I have figured out what superpower I would want if I could have one and it’s not to be able to fly, or to be invisible or, to read minds. My superpower would not be to see through walls or to have crazy strength. I would not need a special car named after me or a cape and boots or a truth lasso. The superpower I want is unique and anyone who suffers with an otherwise invisible chronic, yet life altering illness, would probably agree. I want the power to force people who doubt how I feel or question me with skepticism to live inside my skin. A little time inside this body would prove to the naysayers that life with a chronic condition like sarcoidosis is no joke. Those who doubt us would then be obligated to admit that we are actually the stronger ones, that what we experience is real and that we are a people full of grace.
There is not one thing that is easy about living in a body that won’t cooperate. Even when many of us attempt to make it look like a walk in the park, it is more like a trudge though thigh high muck without the benefit of protective boots. Our desire for some visual sense of normalcy is for our own benefit though. If we act and look as if we are okay, maybe we can believe it too, even if for a little while. Why should we be relegated to PJs, sweatpants, and no make up 24/7. We have every right to look our best and to try to live as normally as we can but, just because we are doing this doesn’t mean we don’t suffer. We do. We suffer in ways most people cannot imagine and we often suffer quietly and alone. Ours is a misery we do not share and we do not dwell upon.
If we could put just one of the “Doubting Thomases” in our body for 24 hours, I suspect they would be shocked at how we work just to take a simple breath of precious life giving air. Every breath is a chore unto itself. Every inhale and every exhale is exhaustion for us. The other thing that would surprise a non-believer is the amount of constant pain we are in. Somedays it is low level pain, sure, but it is always there and like our shadow, it never leaves us. Some days it stops us cold. These are the days we hide from you. These are the days we grieve privately for the person we used to be, before life became about effort and lost its ease.

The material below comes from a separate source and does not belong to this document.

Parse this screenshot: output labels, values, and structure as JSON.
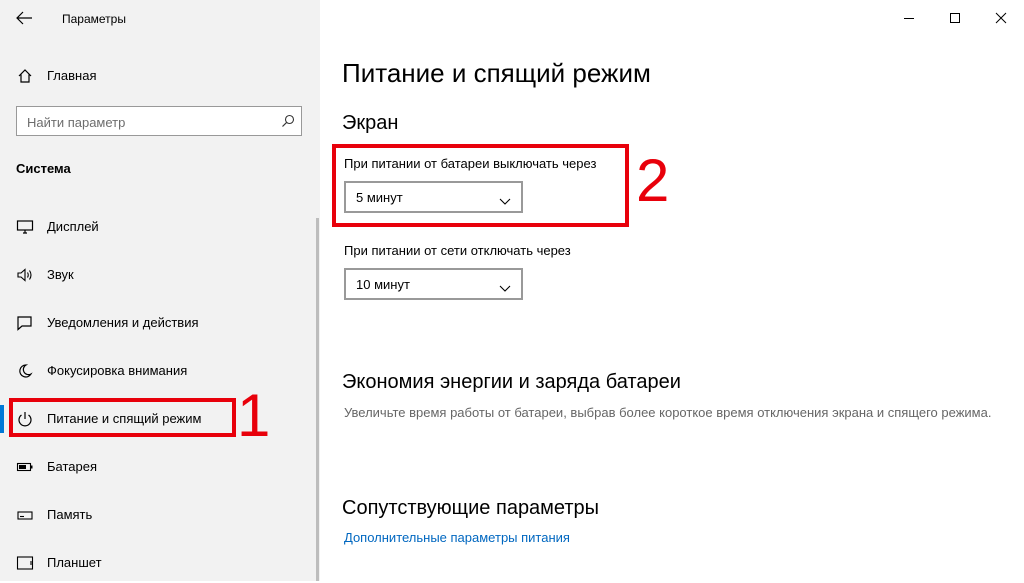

Doubters would be truly horrified to learn how long it takes us to heal. A mild cold can turn into something serious or even life threatening in a moment’s time. A cut or a bruise can take weeks if not months to go away. There is no telling how our bodies will react when sickness lurks or injuries befall us. It is astounding how vulnerable we are because of our sarcoidosis. It is also frightening because while we know living in a bubble is not realistic, living like nothing is wrong with our immune system isn’t either and finding a balance can be very difficult, sometimes lonely and occasionally overwhelming to figure out. While we might never say it out loud, everything we do, or don’t do, revolves around our best guess in how we think our bodies will react in any given situation. We are held hostage to our disease even when we pretend we are free.
Forced empathy. That’s the superpower I want. I would use it sparingly. Only on those who are knowingly critical or obviously skeptical. I wouldn’t make them suffer long, just long enough to learn the valuable lesson that you shouldn’t judge what you don’t understand or what you yourself have never experienced.